Remembering 9/11: the fallen

(Editor’s note: This week, 7 News is noting the 20th anniversary of the September 11, 2001 terror attacks with a series of reports looking back on the events of the day. This is one part of that series.)

WATERTOWN, New York (WWNY) – Cindy Lachenauer misses her husband every day.

“This one was a good marriage, really good,” she says, sitting in the home she shared with her husband of 30 years, David Lachenauer, talking to a reporter.

David Lachenauer was a second generation firefighter with the City of Watertown fire department. On the walls of their home, pictures of the biggest, worst fires he helped fight in Watertown, and a flag, neatly folded, from Ground Zero.

He was in New York City for training on September 11, 2001, when terrorists struck the twin towers of the World Trade Center, and Lachenauer was part of the wave of firefighters who rushed to the scene.

“The instructor said ‘It’s an all call.’ He said get your gear, you’re going down,’” Cindy recalled the other day.

“They had no masks. They just sent them down the first day with nothing. They had their equipment, but there were no masks that day.”

What there was, was dust. Everywhere near Ground Zero, coating everything. You can see it in the pictures David got, pictures Cindy has saved. It’s what the first responders breathed.

“You’re walking thru’ maybe two inches, two to three inches of sheet rock, dust, I mean it was just layers of dust,” David Lachenauer told 7 News shortly after he returned from Ground Zero.

He worked for two days in and around Ground Zero, doing a variety of jobs. Cindy remembers him telling her how people would duck when planes flew overhead, not knowing if it was another attack; how gun boats patrolled the Hudson River; how for all the effort of all the emergency crews, survivors didn’t come out of the rubble.

By the time David Lachenauer returned from New York City, the enormity of the loss – including the loss of firefighters – had sunk in.

“The empty boots and helmets, as a fireman, you know that there was somebody in those boots and there was somebody in that helmet,” he told 7 News in 2001. “And that’s difficult.”

He talked, and then he didn’t.

“I know it affected him a lot. To the point that, he talked about it for a while, and then he stopped, and he never said much about it,” Cindy said.

“But I know at work – later on he became a battalion chief – his first goal was always to get his guys home to their families. That was the most important thing to him.”

David Lachenauer died March 23, 2018 of a cancer caused by the time he spent in and around Ground Zero.
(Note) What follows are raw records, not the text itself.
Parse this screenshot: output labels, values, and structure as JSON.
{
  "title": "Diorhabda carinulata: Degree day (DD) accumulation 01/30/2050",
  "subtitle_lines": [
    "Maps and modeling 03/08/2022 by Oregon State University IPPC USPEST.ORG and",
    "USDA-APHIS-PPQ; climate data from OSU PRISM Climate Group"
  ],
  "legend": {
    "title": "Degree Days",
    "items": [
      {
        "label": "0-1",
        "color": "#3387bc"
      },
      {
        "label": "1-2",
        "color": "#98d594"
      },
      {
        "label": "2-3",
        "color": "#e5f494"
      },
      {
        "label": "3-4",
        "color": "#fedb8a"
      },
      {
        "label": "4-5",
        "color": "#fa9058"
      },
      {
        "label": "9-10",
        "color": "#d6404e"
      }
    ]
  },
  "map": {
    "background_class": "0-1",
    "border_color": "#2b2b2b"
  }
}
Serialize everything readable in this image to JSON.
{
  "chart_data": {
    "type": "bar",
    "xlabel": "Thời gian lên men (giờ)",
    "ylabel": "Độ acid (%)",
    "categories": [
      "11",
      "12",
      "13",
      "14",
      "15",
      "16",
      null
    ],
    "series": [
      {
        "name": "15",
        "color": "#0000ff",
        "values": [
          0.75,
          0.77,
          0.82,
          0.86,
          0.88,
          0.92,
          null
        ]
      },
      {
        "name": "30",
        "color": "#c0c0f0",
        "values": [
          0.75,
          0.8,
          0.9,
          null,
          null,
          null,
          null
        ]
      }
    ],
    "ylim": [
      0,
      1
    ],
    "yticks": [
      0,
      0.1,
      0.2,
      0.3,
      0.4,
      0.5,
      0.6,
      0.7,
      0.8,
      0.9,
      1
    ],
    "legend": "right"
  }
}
“The cancer was a very nasty cancer, ok? And he went through a lot of pain,” she recalled. “His first thoughts though were to be back at work with all the people at work, the guys at work.”

Cindy makes the best of it.

“Those people on 9/11, didn’t get to say good-bye, didn’t know it was coming. They lost them that day. So I was lucky enough to get 17 more years.”

She wants people to know “he loved the fire service and he cared about all the people he worked with. And the fire service was his second family.”

At his request, his gravestone reads ‘Never forget: 343,’ the number of firefighters who died on 9/11.

And when the world commemorates the 20th anniversary of the attacks Saturday, Cindy will do what she does every day – have a word with her husband.

“What will I say to him? Just, I love you and miss you. There’s not much more you can say.”